子どもの「やりたい」は、なにより大切。没頭する時間が子どもを大きく育てる――。これは園が大切にしている、基本の考え方です。子どもがやりたいと言ったことには、極力応えます。

 でもね、私も3人の男の子を育てましたから、よーくわかります。家では、いつも子どものやりたいようにはさせてあげられません。親にだって仕事があるし、都合があります。忙しいし、毎日すべきことは山積み!子どもの気持ちを尊重ばかりしていては、暮らしが回らないでしょう。

 たとえば夕ご飯の準備をしているときに突然、「公園に行ってダンゴムシを探したい!」と言われても……無理、無理。いくら「やりたい気持ち」が子どもを育てると言っても、子どもの奴隷になる必要はありませんよ。

 こういうときは、いまできない理由を話し、「次の約束」をすると子どもは落ち着きます。

「これからお父さんがお腹ぺこぺこで帰ってくるからね。ママ、ごはんをつくって待っててあげたいんだ。そのかわり、明日の朝早く起きて公園に行こうか」

 大切なのは、このとき交わした約束は、絶対に守ることです。

 ある3兄弟が、引っ越しで全員同じタイミングで入園してきました。そのご家庭はお母さんが忙しくて、ほとんどおばあちゃんが子どもたちの面倒を見てくださっていてね。それは珍しいことでもないのですが、入園後しばらくして、保育士から相談がありました。いちばん上の子が、保育士に「ちょっと待ってね」と言われると、ものすごく怒り出すというのです。


どうしたんだろうね、とゆっくり話を聞いてみると、理由がわかりました。そのおばあちゃんは「待ってね」と言ったら、それでおしまいだったの。言葉のとおり待てど暮らせど、「やりたい」を叶えてもらったことがないんですって。本来「待って」は「あとで」、つまり「あなたの願いはあとで叶えてあげるからね」という約束でしょう。

「ねえ、ママ、抱っこして?」
「いま揚げものをしているから、ちょっと待ってね」
 
このやりとりは、お母さんの台所仕事が終わったら抱っこしますからね、という「約束」が交わされた状態ですね。

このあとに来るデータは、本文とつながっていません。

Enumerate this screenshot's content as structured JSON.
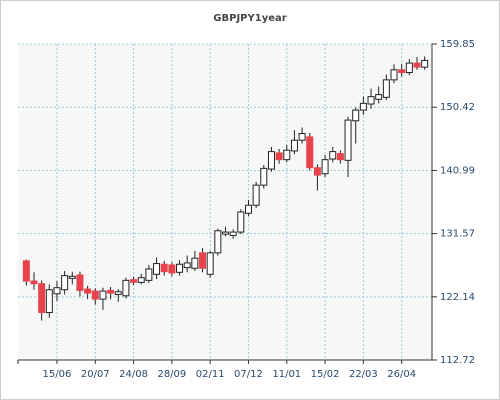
{
  "chart_data": {
    "type": "candlestick",
    "title": "GBPJPY1year",
    "categories": [
      null,
      null,
      null,
      null,
      "15/06",
      null,
      null,
      null,
      null,
      "20/07",
      null,
      null,
      null,
      null,
      "24/08",
      null,
      null,
      null,
      null,
      "28/09",
      null,
      null,
      null,
      null,
      "02/11",
      null,
      null,
      null,
      null,
      "07/12",
      null,
      null,
      null,
      null,
      "11/01",
      null,
      null,
      null,
      null,
      "15/02",
      null,
      null,
      null,
      null,
      "22/03",
      null,
      null,
      null,
      null,
      "26/04",
      null,
      null,
      null
    ],
    "series": [
      {
        "up_color": "#ffffff",
        "down_color": "#e8434a",
        "open": [
          127.5,
          124.5,
          124.1,
          119.8,
          122.6,
          123.2,
          124.9,
          125.4,
          123.3,
          123.0,
          121.8,
          123.1,
          122.5,
          122.3,
          124.7,
          124.3,
          124.6,
          125.5,
          127.0,
          126.9,
          125.8,
          126.5,
          126.4,
          128.7,
          125.5,
          128.7,
          131.5,
          131.3,
          131.8,
          134.6,
          135.8,
          138.8,
          141.2,
          143.6,
          142.6,
          143.9,
          145.5,
          146.0,
          141.4,
          140.5,
          142.7,
          143.5,
          142.5,
          148.4,
          150.0,
          150.9,
          151.6,
          151.9,
          154.5,
          156.0,
          155.6,
          157.0,
          156.4
        ],
        "high": [
          127.7,
          125.8,
          124.6,
          124.0,
          124.5,
          126.0,
          125.9,
          125.9,
          123.8,
          123.4,
          123.5,
          123.6,
          123.3,
          125.0,
          125.1,
          125.6,
          126.9,
          128.0,
          127.5,
          127.3,
          127.6,
          128.3,
          129.0,
          129.4,
          129.0,
          132.3,
          132.6,
          132.2,
          135.2,
          136.6,
          139.3,
          141.8,
          144.5,
          144.2,
          144.8,
          147.0,
          147.4,
          146.6,
          141.9,
          143.3,
          144.5,
          144.0,
          149.0,
          150.4,
          152.0,
          153.2,
          153.5,
          155.3,
          156.8,
          156.9,
          157.6,
          157.9,
          158.0
        ],
        "low": [
          123.8,
          123.2,
          118.6,
          119.0,
          121.5,
          122.5,
          124.0,
          122.2,
          121.8,
          121.0,
          120.2,
          121.8,
          121.4,
          121.9,
          123.9,
          124.0,
          124.2,
          124.8,
          125.3,
          125.2,
          125.3,
          125.8,
          126.0,
          125.8,
          125.0,
          128.3,
          131.2,
          130.8,
          131.5,
          134.2,
          135.4,
          138.3,
          140.8,
          142.0,
          142.2,
          143.4,
          145.0,
          141.0,
          138.0,
          140.0,
          142.2,
          142.0,
          140.0,
          145.0,
          149.3,
          150.2,
          151.0,
          151.5,
          154.0,
          155.0,
          155.2,
          156.0,
          156.0
        ],
        "close": [
          124.5,
          124.1,
          119.8,
          123.2,
          123.5,
          125.3,
          125.2,
          123.1,
          122.7,
          121.8,
          123.0,
          122.7,
          122.9,
          124.6,
          124.3,
          125.0,
          126.3,
          127.1,
          125.9,
          125.7,
          127.0,
          127.2,
          127.9,
          126.4,
          128.7,
          132.0,
          131.8,
          131.8,
          134.8,
          135.8,
          138.8,
          141.3,
          143.8,
          142.6,
          144.0,
          145.5,
          146.5,
          141.4,
          140.3,
          142.6,
          143.8,
          142.6,
          148.5,
          150.0,
          151.0,
          152.0,
          152.3,
          154.5,
          156.0,
          155.6,
          157.0,
          156.4,
          157.4
        ]
      }
    ],
    "ylim": [
      112.72,
      159.85
    ],
    "yticks": [
      159.85,
      150.42,
      140.99,
      131.57,
      122.14,
      112.72
    ],
    "grid": true
  }
}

ところがその3兄弟はいつも、いくら待っても約束を果たしてもらえなかった。歳を重ねてから男の子3人を育てるおばあちゃんの大変さもわかります。「待って」で、その場をしのいでいたのでしょう。

 でも結果的に、子どもたちにとって「待ってね」は、もはや「無理」「あきらめなさい」の意味になっちゃった。もっと言えば、期待を裏切られた記憶になっていたのね。

アドラーの教え
「大人と子どもは対等な関係」

 アドラーは、大人と子どもは対等な関係だと言いました。大人同士だったら、約束を守るでしょう?それなら、子どもに対しても守らなきゃ。相手が子どもなら約束を反故にしても許される、なんてことはないのです。その後、誤解が解けると、3兄弟はよく育ちましたよ。

 できることは、できるだけ叶えてあげる。
 でも、子どもの奴隷になる必要はない。
 できないことは、理由をしっかり話す。
 そして、約束したなら絶対に守り切る。

 そうすることで、親は子どもの信頼を得ていくのです。